Let $\Omega\subset \mathbb{R}^n$ be bounded and let $(f_n)_{n\in \mathbb{N}}\subset H^1(\Omega)$ be weak convergent to $f$ in $H^1(\Omega)$. Is it true that $(f_n)_{n\in \mathbb{N}}$ admits a subsequence which converges weakly to $f$ in $L^6(\Omega)$ ?

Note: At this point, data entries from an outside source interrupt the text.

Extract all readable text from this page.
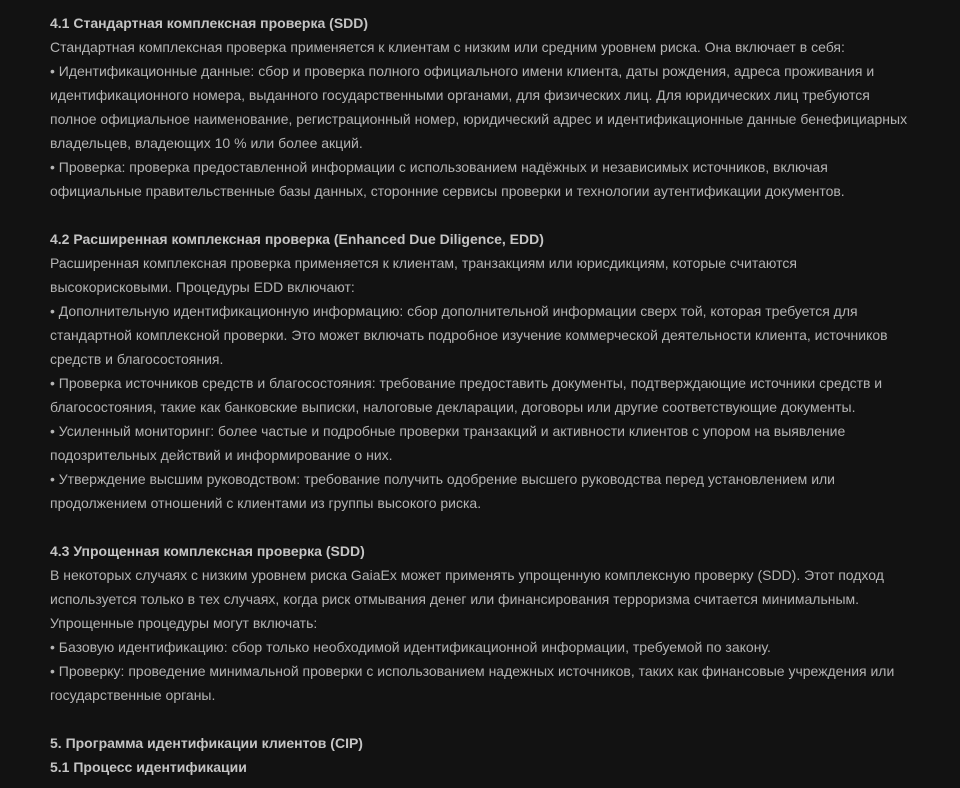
4.1 Стандартная комплексная проверка (SDD)

Стандартная комплексная проверка применяется к клиентам с низким или средним уровнем риска. Она включает в себя:

• Идентификационные данные: сбор и проверка полного официального имени клиента, даты рождения, адреса проживания и идентификационного номера, выданного государственными органами, для физических лиц. Для юридических лиц требуются полное официальное наименование, регистрационный номер, юридический адрес и идентификационные данные бенефициарных владельцев, владеющих 10 % или более акций.

• Проверка: проверка предоставленной информации с использованием надёжных и независимых источников, включая официальные правительственные базы данных, сторонние сервисы проверки и технологии аутентификации документов.

4.2 Расширенная комплексная проверка (Enhanced Due Diligence, EDD)

Расширенная комплексная проверка применяется к клиентам, транзакциям или юрисдикциям, которые считаются высокорисковыми. Процедуры EDD включают:

• Дополнительную идентификационную информацию: сбор дополнительной информации сверх той, которая требуется для стандартной комплексной проверки. Это может включать подробное изучение коммерческой деятельности клиента, источников средств и благосостояния.

• Проверка источников средств и благосостояния: требование предоставить документы, подтверждающие источники средств и благосостояния, такие как банковские выписки, налоговые декларации, договоры или другие соответствующие документы.

• Усиленный мониторинг: более частые и подробные проверки транзакций и активности клиентов с упором на выявление подозрительных действий и информирование о них.

• Утверждение высшим руководством: требование получить одобрение высшего руководства перед установлением или продолжением отношений с клиентами из группы высокого риска.

4.3 Упрощенная комплексная проверка (SDD)

В некоторых случаях с низким уровнем риска GaiaEx может применять упрощенную комплексную проверку (SDD). Этот подход используется только в тех случаях, когда риск отмывания денег или финансирования терроризма считается минимальным. Упрощенные процедуры могут включать:

• Базовую идентификацию: сбор только необходимой идентификационной информации, требуемой по закону.

• Проверку: проведение минимальной проверки с использованием надежных источников, таких как финансовые учреждения или государственные органы.

5. Программа идентификации клиентов (CIP)
5.1 Процесс идентификации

By the compact embedding of $H^1(\Omega)\hookrightarrow L^p(\Omega)$ for $p\in [1,6)$ we have for example a subsequence $(f_{n_k})_{k\in \mathbb{N}}$ so that $f_{n_k}\to f$ in $L^5(\Omega)$. On the other hand we know that there exists $h\in L^6(\Omega)$ so that $f_n\rightharpoonup h$ in $L^6(\Omega)$. This implies $f_n \rightharpoonup h$ in $L^5(\Omega)$ as $L^{\frac{5}{4}}(\Omega)\subset L^{\frac{6}{5}}(\Omega)$. By the strong convergence we conclude $f=h$ but only in $L^5(\Omega)$. Is there a way to extend my argument or maybe a completely different approach to show $f_n\rightharpoonup f$ in $L^6(\Omega)$?
I would be grateful for any advice.
Best Answer
If $n\le 3$ then the embedding $H^1\hookrightarrow L^6$ is continuous, this implies weak convergence in $L^6$ directly, without using compact embeddings.